In this week’s episode of the Computer Weekly Downtime Upload podcast, Brian McKenna, Caroline Donnelly and Clare McDonald pick over their favourite tech stories from the past week, including Amazon CEO Jeff Bezos’ bid to save the Earth, M&S and its IoT plans, and the European Union’s (EU) artificial intelligence (AI) and open data economy strategy.
Caroline kicks off the discussion this week by talking the team through Bezos’ grand plan to bankroll the saving of planet Earth through the creation of his $10bn climate change-battling Earth Fund initiative.
Announced on his own personal Instagram page, the initiative will see scientists, activists and non-government organisations battle it out for grants to support any work they are doing to explore new ways to tackle climate change, or amplify existing ways to address the issue.
As Caroline details, reactions to Bezos’ plans have been mixed, with some people applauding the tech billionaire for dipping into his own personal wealth to finance the initiative, including Hollywood actress Reece Witherspoon. Whereas others, including some of his own employees and environmental lobbyists Greenpeace, have been less complimentary about the plans.
Where the latter is concerned, much of their criticism centres on the fact that the online retail giant’s cloud arm, Amazon Web Services (AWS), provides technology to some of the oil and gas market’s major players, whose activities are not generally renowned for being terribly environmentally friendly.
Their argument being that Bezos cannot position himself as a force for good in the battle against climate change while his company is still assisting companies whose activities are linked to climate change.
Clare moves the discussion on by talking Caroline and Brian through the experimental work high street retail giant M&S is doing with connected lighting firm Signify.

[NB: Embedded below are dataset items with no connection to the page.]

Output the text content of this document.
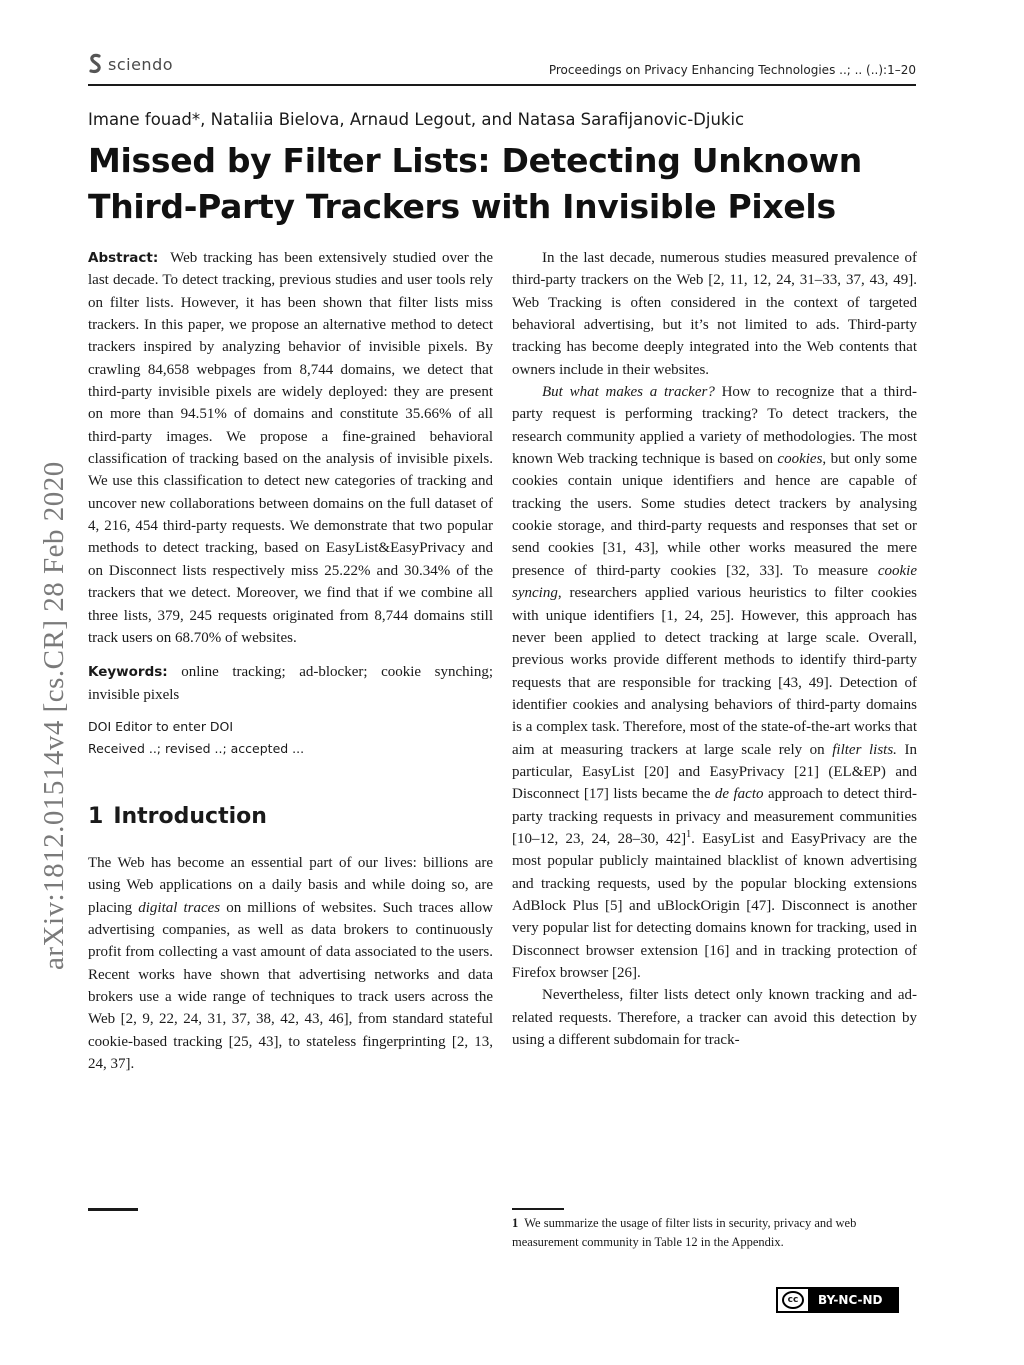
sciendo	Proceedings on Privacy Enhancing Technologies ..; .. (..):1–20
Imane fouad*, Nataliia Bielova, Arnaud Legout, and Natasa Sarafijanovic-Djukic
Missed by Filter Lists: Detecting Unknown
Third-Party Trackers with Invisible Pixels
arXiv:1812.01514v4 [cs.CR] 28 Feb 2020

Abstract: Web tracking has been extensively studied over the last decade. To detect tracking, previous studies and user tools rely on filter lists. However, it has been shown that filter lists miss trackers. In this paper, we propose an alternative method to detect trackers inspired by analyzing behavior of invisible pixels. By crawling 84,658 webpages from 8,744 domains, we detect that third-party invisible pixels are widely deployed: they are present on more than 94.51% of domains and constitute 35.66% of all third-party images. We propose a fine-grained behavioral classification of tracking based on the analysis of invisible pixels. We use this classification to detect new categories of tracking and uncover new collaborations between domains on the full dataset of 4, 216, 454 third-party requests. We demonstrate that two popular methods to detect tracking, based on EasyList&EasyPrivacy and on Disconnect lists respectively miss 25.22% and 30.34% of the trackers that we detect. Moreover, we find that if we combine all three lists, 379, 245 requests originated from 8,744 domains still track users on 68.70% of websites.

Keywords: online tracking; ad-blocker; cookie synching; invisible pixels

DOI Editor to enter DOI
Received ..; revised ..; accepted ...
1 Introduction

The Web has become an essential part of our lives: billions are using Web applications on a daily basis and while doing so, are placing digital traces on millions of websites. Such traces allow advertising companies, as well as data brokers to continuously profit from collecting a vast amount of data associated to the users. Recent works have shown that advertising networks and data brokers use a wide range of techniques to track users across the Web [2, 9, 22, 24, 31, 37, 38, 42, 43, 46], from standard stateful cookie-based tracking [25, 43], to stateless fingerprinting [2, 13, 24, 37].

In the last decade, numerous studies measured prevalence of third-party trackers on the Web [2, 11, 12, 24, 31–33, 37, 43, 49]. Web Tracking is often considered in the context of targeted behavioral advertising, but it’s not limited to ads. Third-party tracking has become deeply integrated into the Web contents that owners include in their websites.

But what makes a tracker? How to recognize that a third-party request is performing tracking? To detect trackers, the research community applied a variety of methodologies. The most known Web tracking technique is based on cookies, but only some cookies contain unique identifiers and hence are capable of tracking the users. Some studies detect trackers by analysing cookie storage, and third-party requests and responses that set or send cookies [31, 43], while other works measured the mere presence of third-party cookies [32, 33]. To measure cookie syncing, researchers applied various heuristics to filter cookies with unique identifiers [1, 24, 25]. However, this approach has never been applied to detect tracking at large scale. Overall, previous works provide different methods to identify third-party requests that are responsible for tracking [43, 49]. Detection of identifier cookies and analysing behaviors of third-party domains is a complex task. Therefore, most of the state-of-the-art works that aim at measuring trackers at large scale rely on filter lists. In particular, EasyList [20] and EasyPrivacy [21] (EL&EP) and Disconnect [17] lists became the de facto approach to detect third-party tracking requests in privacy and measurement communities [10–12, 23, 24, 28–30, 42]$^1$. EasyList and EasyPrivacy are the most popular publicly maintained blacklist of known advertising and tracking requests, used by the popular blocking extensions AdBlock Plus [5] and uBlockOrigin [47]. Disconnect is another very popular list for detecting domains known for tracking, used in Disconnect browser extension [16] and in tracking protection of Firefox browser [26].

Nevertheless, filter lists detect only known tracking and ad-related requests. Therefore, a tracker can avoid this detection by using a different subdomain for track-

1 We summarize the usage of filter lists in security, privacy and web measurement community in Table 12 in the Appendix.
cc	BY-NC-ND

The project has seen M&S work with Signify to kick the tyres of its newly announced internet of things (IoT) lighting system, Interact Retail, which allows retailers to control the lighting across several stores from a single dashboard.
It is unclear, at the time of recording, how many stores M&S may have trialled the system in, but the retailer says it sees potential for the technology to make its in-store lighting systems more responsive, efficient, sustainable and easier to maintain remotely.
On the responsiveness front, for example, Clare said the system could enable M&S to tailor lighting levels in its stores according to footfall, prompting (semi-serious) concerns from Caroline about the perils of being suddenly plunged into darkness in mannequin-heavy retail environments.
Clare goes on to detail how the project is one of several digital endeavours the retailer has embarked on of late, which has included its own take on the checkout-less store concept, as part of its “test and learn” approach to ensuring it is meeting the needs of its shoppers.
Rounding out this week’s podcast, Brian talks Caroline and Clare through the EU’s five-year open data economy strategy, which is one of the first big announcements to be made by the European Commission’s recently installed president, Ursula von der Leyen.
The over-arching aim of the strategy, as Brian explains, is to make data as open as possible for companies to “exploit”, and to ensure artificial intelligence systems are “explainable”.
In response, the team engages in some light-hearted debate about how to respond to stories about what the EU is doing to support the growth of the European tech scene, given the UK’s Brexit preparations are continuing apace.
Brian also goes on to discuss some viewpoints shared by David Barber, director of the UCL Centre for Artificial Intelligence, on another podcast about the EU’s track record on supporting AI-based endeavours, which has not always – in his view – produced the goods.